Problem: I am developing a graphical front end for a distributed CPU/GPU simulator. As this simulator utilizes MPI, it requires a hostfile detailing the hostnames for all computers being used on the network so that it knows what machines to distribute across. As the end users for my application are not computer scientists (and may not even be very computer literate), I can't expect them to know/find the hostnames of every computer on their network/cluster. I would like to programmatically perform this hostname discovery so that, upon application start-up, the user can see the available machines, and from those, pick the hosts they want to run on. If possible, I would like this solution to be cross platform but as the simulator currently contains some linux dependencies I can deal with a Linux only solution.
What I have tried so far: I tried utilizing the nmap package to discover hosts on a network with commands like nmap -sP <ip address range>
using the ip address range for that local network. However, it only dumps the IP addresses for the hosts (not the host names) and I'm not sure how to translate these IP addresses into ssh hostnames (as MPI uses ssh for host discovery). Additionally, I used a similar approach with ping supplying the broadcast address and it returned nearly identical results.
I apologize for the broad nature of this question and the lack of code shown but I am not very experienced with network probing / programming and I am really not even sure where to start. I tried googling this but I was unable to find a suitable option (possibly because my lack of experience caused me to use improper terminology triggering improper results) My background is primarily in graphics and user interface programming, so this is a little beyond my comfort zone.

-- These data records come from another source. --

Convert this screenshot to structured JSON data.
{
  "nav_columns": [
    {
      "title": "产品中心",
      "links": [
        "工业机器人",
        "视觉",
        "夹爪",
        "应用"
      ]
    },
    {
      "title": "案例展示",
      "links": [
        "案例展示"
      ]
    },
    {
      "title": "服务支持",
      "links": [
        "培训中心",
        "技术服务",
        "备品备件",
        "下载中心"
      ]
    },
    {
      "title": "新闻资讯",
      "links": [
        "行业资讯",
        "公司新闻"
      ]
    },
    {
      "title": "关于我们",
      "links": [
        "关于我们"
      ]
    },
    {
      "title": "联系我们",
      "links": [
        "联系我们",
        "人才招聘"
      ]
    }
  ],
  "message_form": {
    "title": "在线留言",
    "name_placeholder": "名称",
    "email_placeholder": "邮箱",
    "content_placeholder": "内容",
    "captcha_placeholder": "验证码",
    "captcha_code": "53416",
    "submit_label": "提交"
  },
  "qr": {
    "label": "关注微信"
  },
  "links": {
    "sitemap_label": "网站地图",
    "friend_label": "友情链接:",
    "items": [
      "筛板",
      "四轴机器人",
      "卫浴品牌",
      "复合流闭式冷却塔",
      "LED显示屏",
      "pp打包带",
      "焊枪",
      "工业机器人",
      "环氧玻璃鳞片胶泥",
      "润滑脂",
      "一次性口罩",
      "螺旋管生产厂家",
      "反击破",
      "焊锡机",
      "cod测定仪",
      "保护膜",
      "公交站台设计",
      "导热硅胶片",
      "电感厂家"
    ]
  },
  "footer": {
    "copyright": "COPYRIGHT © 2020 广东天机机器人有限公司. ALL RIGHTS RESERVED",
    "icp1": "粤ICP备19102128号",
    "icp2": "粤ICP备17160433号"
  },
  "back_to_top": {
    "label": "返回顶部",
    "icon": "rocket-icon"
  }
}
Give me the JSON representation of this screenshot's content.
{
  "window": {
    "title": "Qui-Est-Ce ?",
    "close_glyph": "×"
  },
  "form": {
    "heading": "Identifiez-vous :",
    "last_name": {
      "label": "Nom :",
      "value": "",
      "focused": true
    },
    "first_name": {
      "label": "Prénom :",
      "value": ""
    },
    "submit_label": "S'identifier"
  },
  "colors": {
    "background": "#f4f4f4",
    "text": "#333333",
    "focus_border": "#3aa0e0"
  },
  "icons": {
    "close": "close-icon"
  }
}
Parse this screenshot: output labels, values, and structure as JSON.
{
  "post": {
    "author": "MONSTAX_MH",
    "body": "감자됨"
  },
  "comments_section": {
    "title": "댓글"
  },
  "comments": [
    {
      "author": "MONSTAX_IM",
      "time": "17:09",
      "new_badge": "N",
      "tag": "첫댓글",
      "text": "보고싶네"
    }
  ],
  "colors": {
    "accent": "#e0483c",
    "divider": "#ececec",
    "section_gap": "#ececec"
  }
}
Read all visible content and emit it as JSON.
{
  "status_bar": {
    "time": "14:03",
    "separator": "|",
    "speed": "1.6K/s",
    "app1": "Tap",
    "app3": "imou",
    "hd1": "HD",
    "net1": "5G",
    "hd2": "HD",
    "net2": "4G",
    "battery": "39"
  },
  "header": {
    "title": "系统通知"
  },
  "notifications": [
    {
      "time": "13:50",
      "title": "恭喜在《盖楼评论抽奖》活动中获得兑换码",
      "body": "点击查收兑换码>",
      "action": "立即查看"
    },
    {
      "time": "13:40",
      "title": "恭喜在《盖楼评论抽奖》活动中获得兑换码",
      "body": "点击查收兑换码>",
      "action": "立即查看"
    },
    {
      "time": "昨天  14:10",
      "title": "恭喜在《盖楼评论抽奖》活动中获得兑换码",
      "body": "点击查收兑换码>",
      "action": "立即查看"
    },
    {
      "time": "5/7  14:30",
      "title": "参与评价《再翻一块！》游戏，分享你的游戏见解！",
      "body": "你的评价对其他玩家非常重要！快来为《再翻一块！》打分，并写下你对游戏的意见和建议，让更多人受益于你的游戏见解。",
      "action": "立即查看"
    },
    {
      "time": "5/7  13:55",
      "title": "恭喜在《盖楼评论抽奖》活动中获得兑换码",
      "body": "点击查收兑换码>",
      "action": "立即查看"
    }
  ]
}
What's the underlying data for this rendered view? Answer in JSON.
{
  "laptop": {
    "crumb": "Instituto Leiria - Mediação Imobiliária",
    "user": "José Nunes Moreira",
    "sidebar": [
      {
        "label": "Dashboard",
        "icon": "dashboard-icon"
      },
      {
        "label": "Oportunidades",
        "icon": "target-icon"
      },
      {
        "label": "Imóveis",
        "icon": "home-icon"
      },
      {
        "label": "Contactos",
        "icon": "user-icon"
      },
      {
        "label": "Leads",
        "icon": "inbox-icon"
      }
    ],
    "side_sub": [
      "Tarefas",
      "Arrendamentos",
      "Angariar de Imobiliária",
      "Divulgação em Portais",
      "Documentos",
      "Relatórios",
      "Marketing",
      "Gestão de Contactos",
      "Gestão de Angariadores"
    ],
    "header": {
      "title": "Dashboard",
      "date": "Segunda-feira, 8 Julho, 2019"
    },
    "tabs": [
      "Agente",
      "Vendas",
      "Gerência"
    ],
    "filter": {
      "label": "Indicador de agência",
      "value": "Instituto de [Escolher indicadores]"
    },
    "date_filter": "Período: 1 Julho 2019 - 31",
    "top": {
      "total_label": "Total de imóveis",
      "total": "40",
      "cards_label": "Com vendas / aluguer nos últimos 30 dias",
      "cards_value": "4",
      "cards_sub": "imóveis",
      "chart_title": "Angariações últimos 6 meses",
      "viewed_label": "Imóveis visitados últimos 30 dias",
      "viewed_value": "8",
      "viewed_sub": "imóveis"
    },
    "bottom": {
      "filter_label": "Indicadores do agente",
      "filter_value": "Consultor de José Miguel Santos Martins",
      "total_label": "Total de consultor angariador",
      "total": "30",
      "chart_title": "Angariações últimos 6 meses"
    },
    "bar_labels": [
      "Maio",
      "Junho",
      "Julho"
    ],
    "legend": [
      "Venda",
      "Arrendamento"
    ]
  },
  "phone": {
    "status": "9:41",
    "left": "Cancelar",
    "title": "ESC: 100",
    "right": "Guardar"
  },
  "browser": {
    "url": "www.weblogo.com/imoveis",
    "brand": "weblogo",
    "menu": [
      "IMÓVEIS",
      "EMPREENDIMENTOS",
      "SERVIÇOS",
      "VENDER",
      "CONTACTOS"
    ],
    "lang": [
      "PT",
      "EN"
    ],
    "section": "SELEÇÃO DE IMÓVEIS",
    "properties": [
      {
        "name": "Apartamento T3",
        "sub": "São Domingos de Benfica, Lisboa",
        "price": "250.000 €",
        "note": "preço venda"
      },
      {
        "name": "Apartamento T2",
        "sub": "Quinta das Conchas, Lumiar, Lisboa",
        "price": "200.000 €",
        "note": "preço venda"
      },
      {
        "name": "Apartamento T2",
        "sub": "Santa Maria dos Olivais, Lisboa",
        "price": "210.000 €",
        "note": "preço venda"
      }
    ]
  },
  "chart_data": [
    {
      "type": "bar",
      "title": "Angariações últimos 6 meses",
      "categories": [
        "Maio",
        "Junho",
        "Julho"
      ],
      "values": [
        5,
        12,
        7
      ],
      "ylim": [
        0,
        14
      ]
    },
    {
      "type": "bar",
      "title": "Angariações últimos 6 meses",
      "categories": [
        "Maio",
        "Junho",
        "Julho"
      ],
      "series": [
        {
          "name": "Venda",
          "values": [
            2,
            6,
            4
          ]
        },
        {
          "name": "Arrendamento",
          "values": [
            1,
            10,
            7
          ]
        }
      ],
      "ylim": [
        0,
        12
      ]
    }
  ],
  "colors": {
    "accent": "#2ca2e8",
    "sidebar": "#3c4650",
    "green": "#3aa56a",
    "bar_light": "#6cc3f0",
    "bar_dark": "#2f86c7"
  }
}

SSH doesn't care if it is given hostnames or IP addresses to connect to (not sure if this applies when there are host-specific configurations). Most MPI implementations don't care too, e.g. in Open MPI connection URIs addresses are all numeric, so a hostfile with IPs would be fine. HTTP servers on the other hand care because of the virtual hosting thing where many different sites resolve to the same IP address but the server is supplied the actual hostname via the Host
HTTP header.
Unsolicited advice: finding hosts by ping is fine, but it doesn't guarantee that you have found machines, where SSH is running. You would better scan for systems with port 22 open that accept TCP connections:
$ nmap -oX -sT -p22 <ip range>
-oX
produces XML output that can be easily parsed. -oG
is also a nice format for automated parsing of the scan results. Also having SSH running doesn't necessarily mean that the user would be able to log into the system - for example it could be a network router or another remotely manageable device. One also has to take care of only showing machines where the user can log on without having to supply a password, e.g. with RSA/DSA public keys, otherwise starting an MPI job would be a really tedious task. You can test each host found with something like:
$ ssh -2 -o "PreferredAuthentications=gssapi-with-mic,hostbased,publickey" \
<host> hostname
This command basically excludes all interactive authentication methods. If connection succeeds, it will output the hostname of the remote machine. Otherwise you'd get a permission denied error and a non-zero exit code from the SSH client.